Lead optimization for biologics can be viewed as fine-tuning the best antibody candidates in three areas: efficacy, developability, and safety. In terms of safety, AI models can be used to optimize antibody candidates on what we call a Naturalness score. This metric scores antibody variants for similarity to hundreds of millions of natural immunoglobulin sequences in our training set. We’ve demonstrated that the Naturalness score is inversely associated with immunogenicity, which means antibodies with high Naturalness scores may have a lower likelihood of triggering unwanted immune responses. By optimizing Naturalness scores in the drug creation process, we expect to mitigate downstream developability and immunogenicity issues by prioritizing highly natural antibody candidates.

How antibodies attach to target proteins in the body can be critical to efficacy (e.g., how they attach to each other and how sequence changes to the antibody might strengthen their binding). A number of AI tools are available to predict how two proteins will interact, using ML methods like Monte Carlo or fast-Fourier transform to score the energetic favorability of two docked structures. These same methods also can be used to screen candidate antibodies for properties that are important to developability, including stability and solubility. When incorporated into an integrated drug creation platform, these AI tools help filter antibody candidates and narrow the search space.

Codon optimization

Synbio and AI have been combined to solve another longstanding challenge in the field: codon optimization. Simply put, codon optimization is the process of finding the perfect DNA sequence to maximize the production of the desired protein therapeutic in a host cell. There are a lot of tools out there, but we’ve now developed an AI-based codon optimization solution that outperforms commercially-available algorithms. The results suggest the AI model had learned fundamental rules governing codon optimization. AI-based codon optimization could theoretically be applied across protein classes to save significant time and money by maximizing protein production at scale.

Protein structure and function

The deep learning-based approaches for structure prediction, exemplified by AlphaFold, are having a transformative impact in drug discovery. Going from structure to function is a holy grail in pharma, and a number of new AI approaches are exploring the exciting frontier. Already, scientists have immediate clues to better understand disease mechanisms and design more effective drugs that target specific proteins.

This is especially true for biologics, where AI-based structures are unlocking the target specificity and broad applicability of antibody approaches to disease treatment. The protein structures of antigens are an important input to de novo antibody designs, especially where the crystal structures of antigens are unknown. This area is evolving rapidly.

From drug discovery to drug creation: A more cohesive approach

In the coming years, AI promises to have a very broad impact in pharma. In clinical trials, it can assist in identifying suitable patients, monitoring their progress, and analyzing data. In drug manufacturing, it can improve the production and quality control of drugs. And in personalized medicine, I’m hopeful that AI will one day soon predict patient responses to specific treatments and tailor therapies accordingly.

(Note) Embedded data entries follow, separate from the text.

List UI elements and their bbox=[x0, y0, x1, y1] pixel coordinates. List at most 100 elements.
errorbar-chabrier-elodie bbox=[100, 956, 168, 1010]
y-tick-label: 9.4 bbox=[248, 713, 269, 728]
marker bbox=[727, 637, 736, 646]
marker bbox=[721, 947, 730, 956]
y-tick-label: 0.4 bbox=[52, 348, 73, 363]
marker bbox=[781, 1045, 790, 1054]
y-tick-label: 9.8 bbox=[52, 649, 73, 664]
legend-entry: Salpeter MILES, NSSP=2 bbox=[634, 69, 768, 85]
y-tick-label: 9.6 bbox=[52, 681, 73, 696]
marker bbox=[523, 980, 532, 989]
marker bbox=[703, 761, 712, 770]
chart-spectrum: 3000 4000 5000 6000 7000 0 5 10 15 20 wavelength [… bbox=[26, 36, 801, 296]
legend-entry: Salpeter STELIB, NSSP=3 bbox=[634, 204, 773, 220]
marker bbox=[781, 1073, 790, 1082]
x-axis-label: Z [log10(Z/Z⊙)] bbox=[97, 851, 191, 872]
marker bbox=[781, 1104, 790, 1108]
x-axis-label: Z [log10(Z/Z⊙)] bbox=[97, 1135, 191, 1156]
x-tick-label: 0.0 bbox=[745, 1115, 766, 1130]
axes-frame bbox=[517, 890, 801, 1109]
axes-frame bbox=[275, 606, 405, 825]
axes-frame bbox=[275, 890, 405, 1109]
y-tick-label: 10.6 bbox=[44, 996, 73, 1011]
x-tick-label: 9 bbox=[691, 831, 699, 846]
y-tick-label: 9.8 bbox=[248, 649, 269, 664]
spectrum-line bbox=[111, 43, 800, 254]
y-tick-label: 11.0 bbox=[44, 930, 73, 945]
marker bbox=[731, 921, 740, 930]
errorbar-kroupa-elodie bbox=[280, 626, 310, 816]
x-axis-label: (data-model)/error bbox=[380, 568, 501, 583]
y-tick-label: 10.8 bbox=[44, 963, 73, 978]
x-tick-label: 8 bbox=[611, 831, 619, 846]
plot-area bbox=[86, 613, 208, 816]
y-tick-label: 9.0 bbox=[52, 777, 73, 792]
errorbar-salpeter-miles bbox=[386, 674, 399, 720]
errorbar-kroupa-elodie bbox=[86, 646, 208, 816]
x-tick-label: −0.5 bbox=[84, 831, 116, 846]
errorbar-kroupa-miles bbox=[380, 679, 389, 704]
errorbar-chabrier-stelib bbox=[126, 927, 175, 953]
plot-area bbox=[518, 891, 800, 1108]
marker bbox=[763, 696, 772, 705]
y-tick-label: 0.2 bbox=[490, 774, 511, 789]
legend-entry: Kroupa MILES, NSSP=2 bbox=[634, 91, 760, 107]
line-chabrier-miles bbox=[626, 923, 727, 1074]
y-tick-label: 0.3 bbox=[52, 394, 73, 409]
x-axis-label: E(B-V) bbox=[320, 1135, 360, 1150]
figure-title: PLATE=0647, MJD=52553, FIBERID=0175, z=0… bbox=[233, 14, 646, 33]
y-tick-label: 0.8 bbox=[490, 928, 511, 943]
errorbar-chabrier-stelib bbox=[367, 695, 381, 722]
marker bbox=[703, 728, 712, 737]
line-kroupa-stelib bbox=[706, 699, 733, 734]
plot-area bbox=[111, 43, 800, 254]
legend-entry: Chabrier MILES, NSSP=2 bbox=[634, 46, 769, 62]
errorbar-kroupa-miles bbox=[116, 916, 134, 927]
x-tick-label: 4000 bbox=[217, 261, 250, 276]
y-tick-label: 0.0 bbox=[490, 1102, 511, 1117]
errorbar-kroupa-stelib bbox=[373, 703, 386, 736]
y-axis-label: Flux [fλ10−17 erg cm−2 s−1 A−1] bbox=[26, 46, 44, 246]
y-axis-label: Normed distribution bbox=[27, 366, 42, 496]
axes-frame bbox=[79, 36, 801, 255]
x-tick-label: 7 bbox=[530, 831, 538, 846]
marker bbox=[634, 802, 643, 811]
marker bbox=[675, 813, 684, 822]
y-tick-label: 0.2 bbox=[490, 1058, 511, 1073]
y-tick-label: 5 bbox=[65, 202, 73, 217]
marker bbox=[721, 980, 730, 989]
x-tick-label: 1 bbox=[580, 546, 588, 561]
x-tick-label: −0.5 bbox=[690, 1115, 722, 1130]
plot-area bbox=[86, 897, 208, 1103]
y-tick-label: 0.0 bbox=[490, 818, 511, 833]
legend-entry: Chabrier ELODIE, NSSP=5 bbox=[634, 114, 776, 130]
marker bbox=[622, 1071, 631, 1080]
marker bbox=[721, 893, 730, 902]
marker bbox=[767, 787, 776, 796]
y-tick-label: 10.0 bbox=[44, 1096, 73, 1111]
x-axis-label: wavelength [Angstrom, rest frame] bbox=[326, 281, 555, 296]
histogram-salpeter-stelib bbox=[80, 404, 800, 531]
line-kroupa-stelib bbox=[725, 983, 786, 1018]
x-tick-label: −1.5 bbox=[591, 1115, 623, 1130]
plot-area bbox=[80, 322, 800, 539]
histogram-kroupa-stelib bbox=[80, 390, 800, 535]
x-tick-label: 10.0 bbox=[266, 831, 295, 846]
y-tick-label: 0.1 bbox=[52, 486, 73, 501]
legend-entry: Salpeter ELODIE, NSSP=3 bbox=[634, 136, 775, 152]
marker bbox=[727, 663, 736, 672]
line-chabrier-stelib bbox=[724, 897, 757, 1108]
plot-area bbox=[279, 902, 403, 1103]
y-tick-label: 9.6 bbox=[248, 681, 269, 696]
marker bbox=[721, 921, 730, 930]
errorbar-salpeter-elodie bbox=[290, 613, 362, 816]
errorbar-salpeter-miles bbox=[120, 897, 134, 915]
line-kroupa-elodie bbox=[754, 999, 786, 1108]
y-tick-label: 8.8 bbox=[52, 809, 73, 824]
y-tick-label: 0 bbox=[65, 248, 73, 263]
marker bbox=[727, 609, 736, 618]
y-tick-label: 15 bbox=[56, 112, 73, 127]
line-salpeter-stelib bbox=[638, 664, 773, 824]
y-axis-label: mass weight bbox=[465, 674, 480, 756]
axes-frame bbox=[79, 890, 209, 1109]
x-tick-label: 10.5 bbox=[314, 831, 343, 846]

Today, Absci is focused on how AI can impact drug discovery. Synbio and AI have combined to create a more cohesive approach to drug discovery and manufacturing. Synbio's high-throughput wet lab technology enables the generation of vast biological data, which trains the AI models to design and validate antibodies with properties that traditional discovery approaches could never find. These technologies also hold promise in target identification, lead optimization, codon optimization, and the structure-function challenge, among other applications in biologic drug discovery. By combining AI and synbio in an integrated platform, we are moving the pharma model from drug discovery to drug creation, and toward our vision to deliver breakthrough therapeutics at the click of a button for everyone.